Alors que la guerre continue à Gaza, le Liban est lui aussi visé. Des bombardements israéliens avec des armes chimiques mettent le feu à des milliers d’hectares de champs et de forêts.

Alma al-Chaab (Liban), reportage

À Alma al-Chaab, village libanais frontalier d’Israël, les jardins fleuris des coquettes maisons ont été réduits en cendres fumantes. Reporterre s’y est rendu le 28 octobre : 45 000 hectares de terre avaient été brûlés en une seule journée [1]. « Israël met délibérément le feu à nos champs d’oliviers, d’avocats, d’orangers… C’est une tactique nouvelle qui vise les civils sans les tuer directement, dénonce Msgr. Maroun, curé du village principalement chrétien. Il ne reste déjà plus que 80 habitants sur 1 000, Israël veut nous faire partir. » Près de 30 000 civils auraient déjà fui le sud du pays, selon l’Organisation internationale pour les migrations (OIM).

L’attaque du Hamas du 7 octobre a en effet ravivé les tensions de longue date entre le Hezbollah, milice chiite armée par l’Iran, et Tsahal, l’armée de l’État hébreu. Qui depuis, s’échangent des tirs. Conséquence des bombardements de l’État hébreu : plus de cinquante combattants et onze civils libanais morts selon différents décomptes — dont deux journalistes et deux jeunes bergers.
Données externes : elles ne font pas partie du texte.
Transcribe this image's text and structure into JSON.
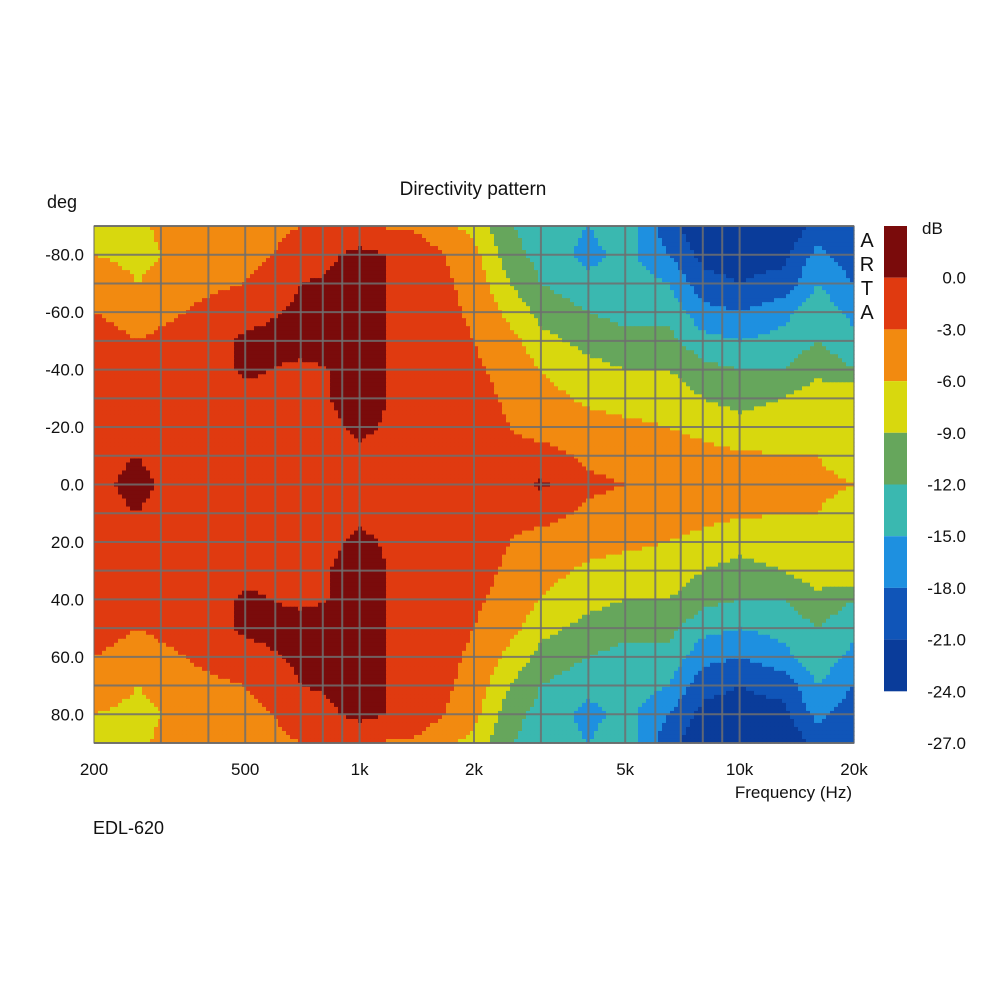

Depuis une semaine, l’armée israélienne emploie une nouvelle tactique : mettre le feu aux forêts et aux bosquets méditerranéens du côté libanais de la frontière. Rendre les terres inhabitables, c’est s’assurer que les populations jugées indésirables les désertent. La tactique est aussi militaire : selon une source haut placée souhaitant rester anonyme, « c’est la stratégie de la terre brûlée : Israël veut faire flamber la végétation pour que les combattants du Hezbollah ne puissent pas s’y cacher ».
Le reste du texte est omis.